By one measure, the labor market has not recovered at all. By another, the recovery is complete.
The red line in the chart below is a monthly index of the employment-to-population ratio, normalized to a value of 100 in December 2007, when the recession began. In this series, each employed person counts the same, regardless of how many hours she or he works.
The employment-to-population ratio fell more than 5 percent during the official recession period and fell almost an additional 2 percent in the second half of 2009. The ratio has been essentially constant since then; there has been no meaningful increase in the fraction of Americans who are employed.
The blue line shows the average number of hours worked by people with jobs in the private sector. In this series, only people with jobs are included in the calculation.
The hours series reflects a large contraction of more than 2 percent during the recession years.

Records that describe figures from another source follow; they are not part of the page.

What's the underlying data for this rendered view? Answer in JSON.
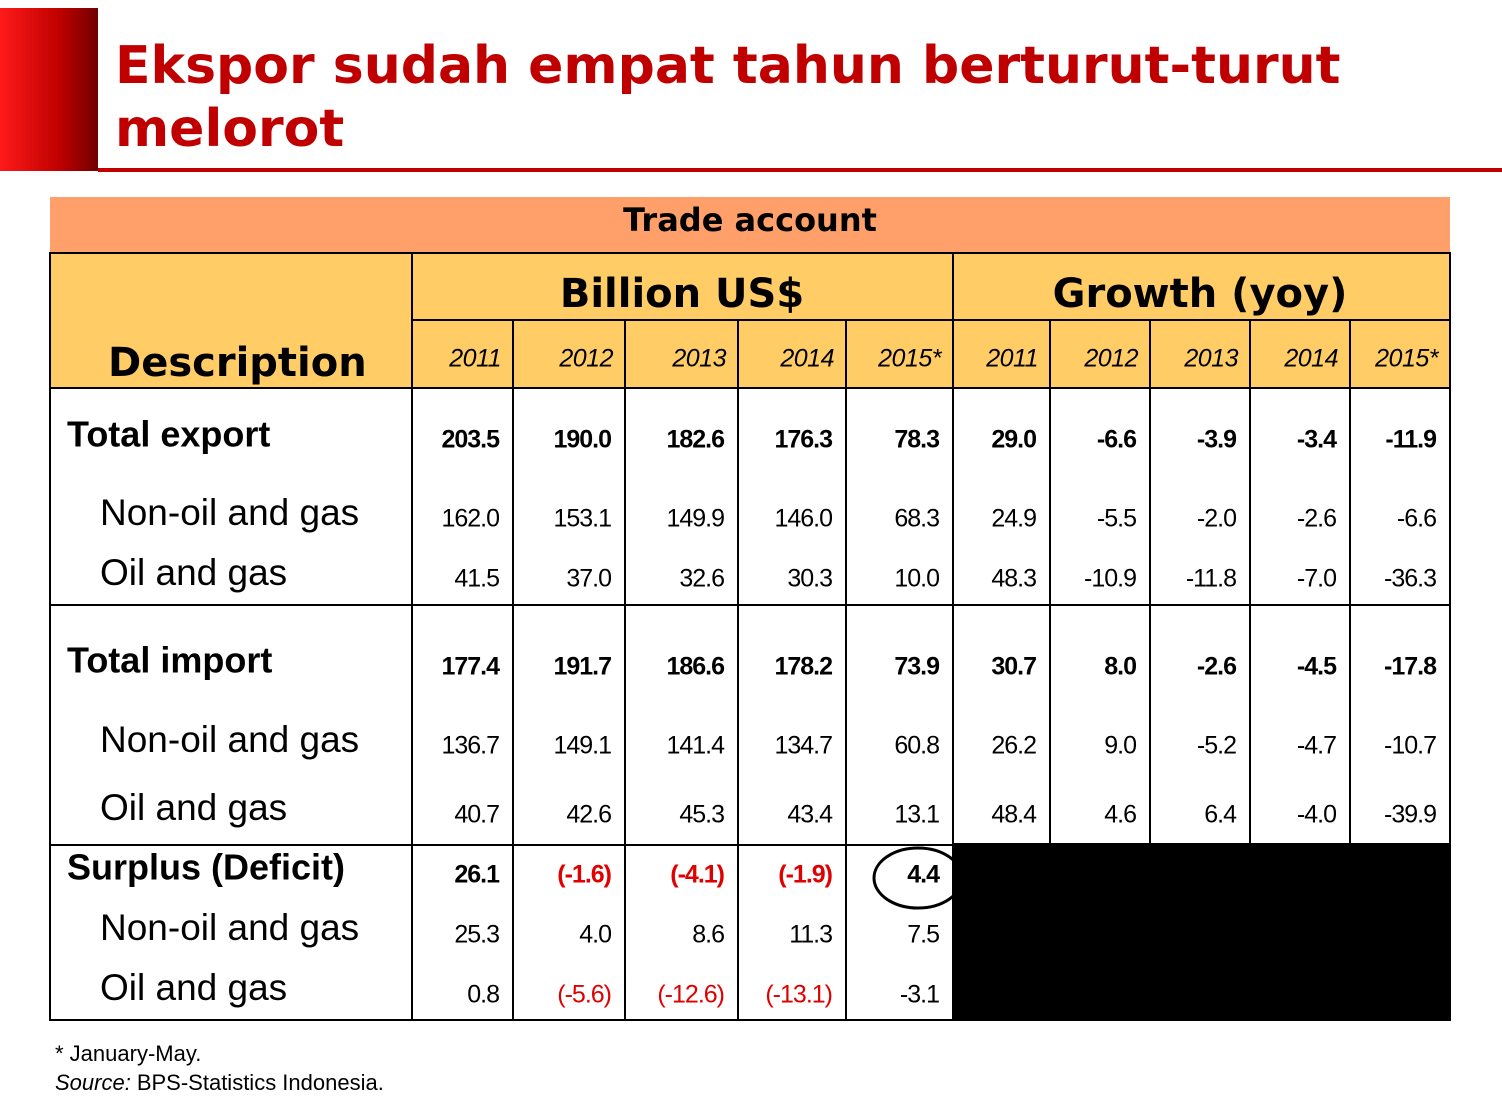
{
  "title_line1": "Ekspor sudah empat tahun berturut-turut",
  "title_line2": "melorot",
  "table": {
    "caption": "Trade account",
    "description_header": "Description",
    "group_headers": [
      "Billion US$",
      "Growth (yoy)"
    ],
    "years": [
      "2011",
      "2012",
      "2013",
      "2014",
      "2015*",
      "2011",
      "2012",
      "2013",
      "2014",
      "2015*"
    ],
    "rows": [
      {
        "label": "Total export",
        "cells": [
          "203.5",
          "190.0",
          "182.6",
          "176.3",
          "78.3",
          "29.0",
          "-6.6",
          "-3.9",
          "-3.4",
          "-11.9"
        ]
      },
      {
        "label": "Non-oil and gas",
        "cells": [
          "162.0",
          "153.1",
          "149.9",
          "146.0",
          "68.3",
          "24.9",
          "-5.5",
          "-2.0",
          "-2.6",
          "-6.6"
        ]
      },
      {
        "label": "Oil and gas",
        "cells": [
          "41.5",
          "37.0",
          "32.6",
          "30.3",
          "10.0",
          "48.3",
          "-10.9",
          "-11.8",
          "-7.0",
          "-36.3"
        ]
      },
      {
        "label": "Total import",
        "cells": [
          "177.4",
          "191.7",
          "186.6",
          "178.2",
          "73.9",
          "30.7",
          "8.0",
          "-2.6",
          "-4.5",
          "-17.8"
        ]
      },
      {
        "label": "Non-oil and gas",
        "cells": [
          "136.7",
          "149.1",
          "141.4",
          "134.7",
          "60.8",
          "26.2",
          "9.0",
          "-5.2",
          "-4.7",
          "-10.7"
        ]
      },
      {
        "label": "Oil and gas",
        "cells": [
          "40.7",
          "42.6",
          "45.3",
          "43.4",
          "13.1",
          "48.4",
          "4.6",
          "6.4",
          "-4.0",
          "-39.9"
        ]
      },
      {
        "label": "Surplus (Deficit)",
        "cells": [
          "26.1",
          "(-1.6)",
          "(-4.1)",
          "(-1.9)",
          "4.4"
        ]
      },
      {
        "label": "Non-oil and gas",
        "cells": [
          "25.3",
          "4.0",
          "8.6",
          "11.3",
          "7.5"
        ]
      },
      {
        "label": "Oil and gas",
        "cells": [
          "0.8",
          "(-5.6)",
          "(-12.6)",
          "(-13.1)",
          "-3.1"
        ]
      }
    ]
  },
  "footnote": "* January-May.",
  "source_label": "Source:",
  "source_text": "BPS-Statistics Indonesia."
}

In other words, a number of employees found that their hours were cut during the recession and that long-hours jobs like construction were lost to a greater degree than short-hours jobs.

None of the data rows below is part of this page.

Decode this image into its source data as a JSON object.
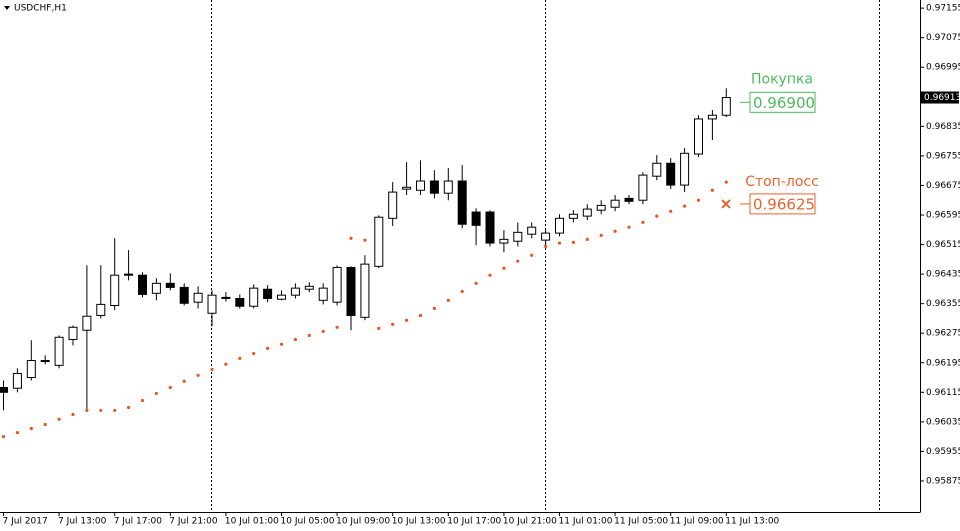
{
  "chart_data": {
    "type": "candlestick",
    "title": "USDCHF,H1",
    "categories": [
      "7 Jul 2017",
      null,
      null,
      null,
      "7 Jul 13:00",
      null,
      null,
      null,
      "7 Jul 17:00",
      null,
      null,
      null,
      "7 Jul 21:00",
      null,
      null,
      null,
      "10 Jul 01:00",
      null,
      null,
      null,
      "10 Jul 05:00",
      null,
      null,
      null,
      "10 Jul 09:00",
      null,
      null,
      null,
      "10 Jul 13:00",
      null,
      null,
      null,
      "10 Jul 17:00",
      null,
      null,
      null,
      "10 Jul 21:00",
      null,
      null,
      null,
      "11 Jul 01:00",
      null,
      null,
      null,
      "11 Jul 05:00",
      null,
      null,
      null,
      "11 Jul 09:00",
      null,
      null,
      null,
      "11 Jul 13:00"
    ],
    "open": [
      0.96128,
      0.96126,
      0.96155,
      0.96201,
      0.96188,
      0.96258,
      0.96283,
      0.96323,
      0.9635,
      0.96435,
      0.96432,
      0.96383,
      0.9641,
      0.96399,
      0.96359,
      0.96329,
      0.96372,
      0.96369,
      0.96348,
      0.96394,
      0.96367,
      0.96378,
      0.96394,
      0.96364,
      0.96359,
      0.96453,
      0.96318,
      0.96456,
      0.96586,
      0.96665,
      0.96662,
      0.96687,
      0.96654,
      0.96687,
      0.96603,
      0.96603,
      0.96519,
      0.96524,
      0.96543,
      0.96527,
      0.96546,
      0.96586,
      0.96592,
      0.96608,
      0.96616,
      0.9664,
      0.96635,
      0.967,
      0.96735,
      0.96676,
      0.9676,
      0.96855,
      0.96865
    ],
    "high": [
      0.96147,
      0.9618,
      0.96256,
      0.96215,
      0.96269,
      0.96296,
      0.96459,
      0.96459,
      0.96532,
      0.965,
      0.9644,
      0.96424,
      0.96437,
      0.9641,
      0.96402,
      0.96391,
      0.96386,
      0.9638,
      0.96407,
      0.96405,
      0.96391,
      0.9641,
      0.96413,
      0.9641,
      0.96459,
      0.96456,
      0.96486,
      0.96594,
      0.96684,
      0.96738,
      0.96743,
      0.96716,
      0.96722,
      0.9673,
      0.96613,
      0.96608,
      0.96554,
      0.96575,
      0.96575,
      0.96559,
      0.96597,
      0.96608,
      0.96624,
      0.96635,
      0.96649,
      0.96649,
      0.96711,
      0.96757,
      0.96749,
      0.96776,
      0.96865,
      0.96879,
      0.96938
    ],
    "low": [
      0.96066,
      0.96115,
      0.96147,
      0.96191,
      0.9618,
      0.96242,
      0.96066,
      0.96315,
      0.96337,
      0.96418,
      0.96372,
      0.96364,
      0.96391,
      0.9635,
      0.96342,
      0.96294,
      0.96361,
      0.96342,
      0.96342,
      0.96359,
      0.96364,
      0.96369,
      0.96386,
      0.96353,
      0.9635,
      0.96283,
      0.9631,
      0.96451,
      0.96565,
      0.96649,
      0.96649,
      0.9664,
      0.96635,
      0.96559,
      0.96513,
      0.9651,
      0.96494,
      0.9651,
      0.96532,
      0.96513,
      0.96537,
      0.96575,
      0.96581,
      0.96597,
      0.96605,
      0.96624,
      0.96624,
      0.96689,
      0.96665,
      0.96657,
      0.96752,
      0.96798,
      0.9686
    ],
    "close": [
      0.96115,
      0.96166,
      0.96201,
      0.96199,
      0.96264,
      0.96291,
      0.96321,
      0.96353,
      0.96432,
      0.96432,
      0.9638,
      0.9641,
      0.96399,
      0.96356,
      0.96383,
      0.96378,
      0.96369,
      0.96348,
      0.96397,
      0.96369,
      0.96378,
      0.96397,
      0.96402,
      0.96397,
      0.96453,
      0.96323,
      0.96462,
      0.96589,
      0.96657,
      0.9667,
      0.96687,
      0.96654,
      0.96687,
      0.9657,
      0.96567,
      0.96519,
      0.96529,
      0.96548,
      0.96562,
      0.96546,
      0.96586,
      0.96597,
      0.96611,
      0.96621,
      0.96635,
      0.96632,
      0.96703,
      0.96735,
      0.96676,
      0.96762,
      0.96855,
      0.96865,
      0.96913
    ],
    "sar_color": "#f0531c",
    "sar_values": [
      0.95995,
      0.96006,
      0.96017,
      0.96028,
      0.96042,
      0.96055,
      0.96066,
      0.96066,
      0.96066,
      0.96074,
      0.96093,
      0.96112,
      0.96128,
      0.96145,
      0.96161,
      0.96177,
      0.96191,
      0.96207,
      0.9622,
      0.96234,
      0.96245,
      0.96258,
      0.96269,
      0.9628,
      0.96291,
      0.96532,
      0.96527,
      0.96288,
      0.96299,
      0.9631,
      0.96323,
      0.96342,
      0.96364,
      0.96388,
      0.9641,
      0.96432,
      0.96451,
      0.9647,
      0.96486,
      0.9651,
      0.96519,
      0.96521,
      0.96529,
      0.9654,
      0.96551,
      0.96562,
      0.96575,
      0.96592,
      0.96605,
      0.96619,
      0.96635,
      0.96662,
      0.96684
    ],
    "ylim": [
      0.95791,
      0.97177
    ],
    "yticks": [
      0.97155,
      0.97075,
      0.96995,
      0.96835,
      0.96755,
      0.96675,
      0.96595,
      0.96515,
      0.96435,
      0.96355,
      0.96275,
      0.96195,
      0.96115,
      0.96035,
      0.95955,
      0.95875
    ],
    "last_price": 0.96913,
    "annotations": [
      {
        "label": "Покупка",
        "value": 0.969,
        "value_label": "0.96900",
        "color": "#4cbb5c"
      },
      {
        "label": "Стоп-лосс",
        "value": 0.96625,
        "value_label": "0.96625",
        "color": "#e8632e"
      }
    ]
  }
}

Unlike the employment-to-population ratio, average work hours have largely recovered since 2009. Earlier this year, the average hours series reached 100, which was its value for much of 2007.

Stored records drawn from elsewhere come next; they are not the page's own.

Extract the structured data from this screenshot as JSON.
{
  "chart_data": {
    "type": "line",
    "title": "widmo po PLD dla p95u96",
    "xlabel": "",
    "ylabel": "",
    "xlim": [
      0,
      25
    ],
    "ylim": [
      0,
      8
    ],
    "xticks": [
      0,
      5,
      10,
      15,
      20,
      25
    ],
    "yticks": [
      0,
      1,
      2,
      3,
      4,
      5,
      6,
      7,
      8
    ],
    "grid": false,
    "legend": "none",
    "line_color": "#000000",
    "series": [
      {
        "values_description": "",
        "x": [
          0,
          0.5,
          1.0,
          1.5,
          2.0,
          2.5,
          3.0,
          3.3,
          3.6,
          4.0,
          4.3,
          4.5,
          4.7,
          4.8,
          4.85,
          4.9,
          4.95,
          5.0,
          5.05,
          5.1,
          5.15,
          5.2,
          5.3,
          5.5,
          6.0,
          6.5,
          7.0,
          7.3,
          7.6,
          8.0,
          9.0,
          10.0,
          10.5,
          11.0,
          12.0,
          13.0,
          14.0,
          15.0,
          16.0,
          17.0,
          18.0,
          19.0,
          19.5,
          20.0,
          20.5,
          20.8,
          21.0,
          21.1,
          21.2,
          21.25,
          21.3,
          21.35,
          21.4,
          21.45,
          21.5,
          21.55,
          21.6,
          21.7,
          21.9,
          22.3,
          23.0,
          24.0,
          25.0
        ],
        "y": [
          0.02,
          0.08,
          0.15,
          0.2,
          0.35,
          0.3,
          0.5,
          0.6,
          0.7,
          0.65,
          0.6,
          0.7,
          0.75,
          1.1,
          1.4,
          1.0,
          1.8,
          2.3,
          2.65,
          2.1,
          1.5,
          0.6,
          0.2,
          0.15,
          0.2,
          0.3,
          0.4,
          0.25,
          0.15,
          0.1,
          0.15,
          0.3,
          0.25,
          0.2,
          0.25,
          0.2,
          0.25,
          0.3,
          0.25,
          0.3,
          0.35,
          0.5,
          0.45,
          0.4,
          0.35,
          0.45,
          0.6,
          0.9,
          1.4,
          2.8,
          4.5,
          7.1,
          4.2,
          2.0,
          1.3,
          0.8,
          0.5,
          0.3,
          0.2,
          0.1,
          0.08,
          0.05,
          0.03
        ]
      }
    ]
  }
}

To put it another way, 93 percent of the people who would have been employed in an economy such as we had in 2007 are employed today and are likely to feel that they are as busy with work today as they were then. The other 7 percent are not working at all.
There are several theories as to why the recovery has been so asymmetric in terms of hours and employment.
One is that the unemployment insurance program, eligibility for which has expanded significantly since 2007, pays people to be without a job but usually does not pay them for having reduced hours. Thus, unemployment insurance does more to prolong joblessness than it does to prolong working at reduced hours.
Another theory is that actual or anticipated health insurance costs discourage employers from having too many employees; instead, they accomplish their tasks by having existing employees work longer hours.
Because health insurance costs accrue on a per-employee basis, an employer with, say, 38 employees working 40 hours each has the same total number of work hours as an employer with 40 employers working 38 hours each, but the former employer’s health insurance costs are 5 percent lower.
Yet another theory is that employers are concerned that their economic conditions may change quickly and find it easier to adjust work schedules than to adjust the number of employees.
And still another theory notes that the employment-to-population ratio would have fallen even without a recession as baby boomers reached retirement age. At the same time, those retirements might not reduce average work hours among those who had not yet reached retirement and might even increase them.
In any case, it is worth monitoring the separate recoveries for employment and for hours, as they can shed light on supply-and-demand factors that caused the recession and have prevented a full recovery by all measures.